'A Índia é um país grande. Não pela
extensão mas porque é antigo. O tempo, num
país inteligente, é a extensão mais significativa.
Milhares de metros quadrados ocupam, em teoria,
uma superfície importante.
Também o número de andares dos edifícios
é facto bem visível das janelas dos aviões.
Porém, é a História de um país
que dá a intensidade da ligação da árvore à terra.
E cada país é uma árvore.'
(n.º 17, Canto VII)

Não dá para imaginar, de forma clarividente, o que vai Gonçalo M. Tavares escrever nas histórias que conta. Os títulos que escolhe não deixam antever o que depois relata.
Este foi o meu erro. Julguei que íamos permanecer bastante tempo na Índia. Empurrado pelos livros que li passados neste 'país grande' como, por exemplo, 'O tigre Branco' de Adiga ou 'Siddhartha' de Hesse; imaginei um romance com uma grande dose de espiritualidade, de auto-conhecimento, de busca interior.
É talvez esse o objectivo de Bloom, personagem central da narrativa. É inegável que parte em busca de respostas, de pacificar a sua Alma pelos crimes que cometeu.
No entanto - e aqui a surpresa - volta rapidamente. Aliás, arriscou-se a não regressar e a única recordação que traz é um livro antigo. Dos 'males' que procurava curar, nada sarou.
Deixo no ar a possibilidade, inclusive, desta personagem ter chegado a Paris ainda mais maléfica e profundamente melancólica.
Este livro é supremo. Não é por acaso que fui tirando várias anotações ao que nele se escreve. O grande trunfo de Gonçalo M. Tavares não é contar uma história épica, mas, no caso de 'Uma Viagem à Índia', criar uma personagem que dificilmente se esquece.
E é Bloom, meu novo herói literário, que, no meio das suas paranóias pessoais, nos põe a pensar sobre inúmeras questões em redor do Mundo, da condição e limitação humanas, da procura de respostas a perguntas difíceis.

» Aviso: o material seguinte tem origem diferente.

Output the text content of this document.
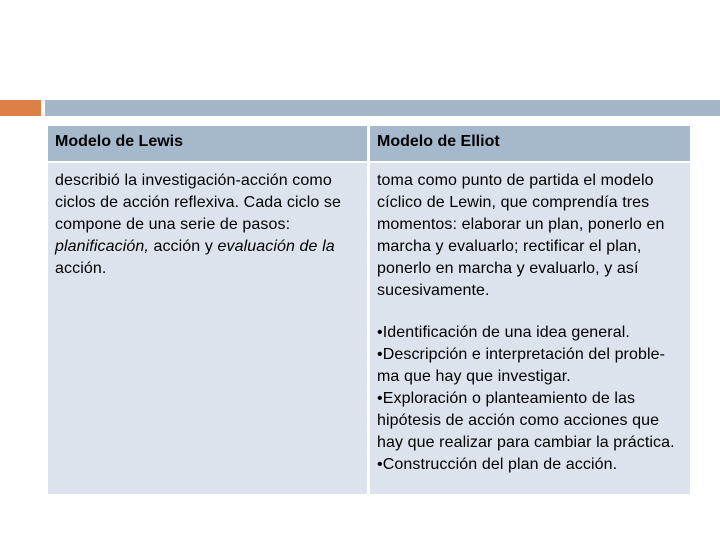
Modelo de Lewis	Modelo de Elliot
describió la investigación-acción como ciclos de acción reflexiva. Cada ciclo se compone de una serie de pasos: planificación, acción y evaluación de la acción.	toma como punto de partida el modelo cíclico de Lewin, que comprendía tres momentos: elaborar un plan, ponerlo en marcha y evaluarlo; rectificar el plan, ponerlo en marcha y evaluarlo, y así sucesivamente.
•Identificación de una idea general.
•Descripción e interpretación del proble-ma que hay que investigar.
•Exploración o planteamiento de las hipótesis de acción como acciones que hay que realizar para cambiar la práctica.
•Construcción del plan de acción.
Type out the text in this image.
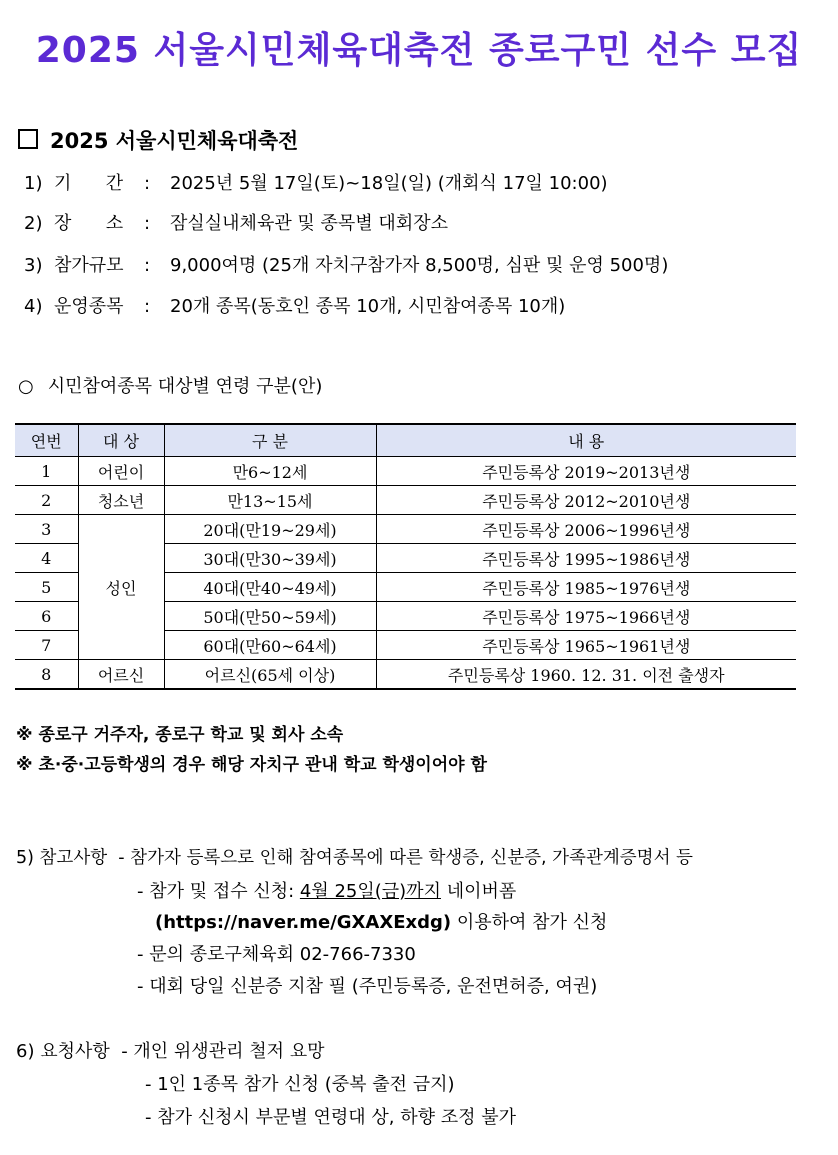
2025 서울시민체육대축전 종로구민 선수 모집
2025 서울시민체육대축전
1) 기      간 : 2025년 5월 17일(토)~18일(일) (개회식 17일 10:00)
2) 장      소 : 잠실실내체육관 및 종목별 대회장소
3) 참가규모 : 9,000여명 (25개 자치구참가자 8,500명, 심판 및 운영 500명)
4) 운영종목 : 20개 종목(동호인 종목 10개, 시민참여종목 10개)
○ 시민참여종목 대상별 연령 구분(안)
연번	대 상	구 분	내 용
1	어린이	만6~12세	주민등록상 2019~2013년생
2	청소년	만13~15세	주민등록상 2012~2010년생
3	성인	20대(만19~29세)	주민등록상 2006~1996년생
4		30대(만30~39세)	주민등록상 1995~1986년생
5		40대(만40~49세)	주민등록상 1985~1976년생
6		50대(만50~59세)	주민등록상 1975~1966년생
7		60대(만60~64세)	주민등록상 1965~1961년생
8	어르신	어르신(65세 이상)	주민등록상 1960. 12. 31. 이전 출생자
※ 종로구 거주자, 종로구 학교 및 회사 소속
※ 초·중·고등학생의 경우 해당 자치구 관내 학교 학생이어야 함
5) 참고사항 - 참가자 등록으로 인해 참여종목에 따른 학생증, 신분증, 가족관계증명서 등
- 참가 및 접수 신청: 4월 25일(금)까지 네이버폼
(https://naver.me/GXAXExdg) 이용하여 참가 신청
- 문의 종로구체육회 02-766-7330
- 대회 당일 신분증 지참 필 (주민등록증, 운전면허증, 여권)
6) 요청사항 - 개인 위생관리 철저 요망
- 1인 1종목 참가 신청 (중복 출전 금지)
- 참가 신청시 부문별 연령대 상, 하향 조정 불가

Gonçalo M. Tavares cria a personagem por excelência. Carregada de dúvidas, com uma enorme tendência para o tédio, não muito segura do que procura, fugitiva dos pecados que comete, sem capacidade para responder imediatamente.
E daí sai toda uma nova filosofia. 'Uma viagem à Índia' é, afinal, uma longa caminhada pelo génio do escritor. Pelo que pensa, pelo que nos põe a pensar. Não é qualquer um que consegue escrever uma história assim: sem grande elenco, muito pausada e, ao mesmo tempo, com um estilo de epopeia.
Este livro confirma aquilo que já suspeitava do autor: estamos, de facto, perante um caso sério de literatura mundial. Confirma, igualmente, um estilo e um modo de estar muito próprios. Qualquer dia corremos o risco de adjectivar esta sua presença, imortalizando o seu nome.
Este foi mais um livro de leitura conjunta no blogue. Até à data, o que mais 'tinta' correu, dado o meu crescente entusiasmo à medida que ia galgando mais um Canto. Agradeço à Luma Garbin a possibilidade que me deu de antecipar esta leitura. Confesso que senti as tuas dúvidas iniciais, não sabia o que esperar. Embora, pelo que li do autor, acreditasse estar em boas mãos.
Rapidamente concluí que era para se saborear devagar. Cada recanto, cada frase, cada pensamento com significado... E assim foi. Este é o meu conselho: deixem-se levar, muito lentamente, por Bloom.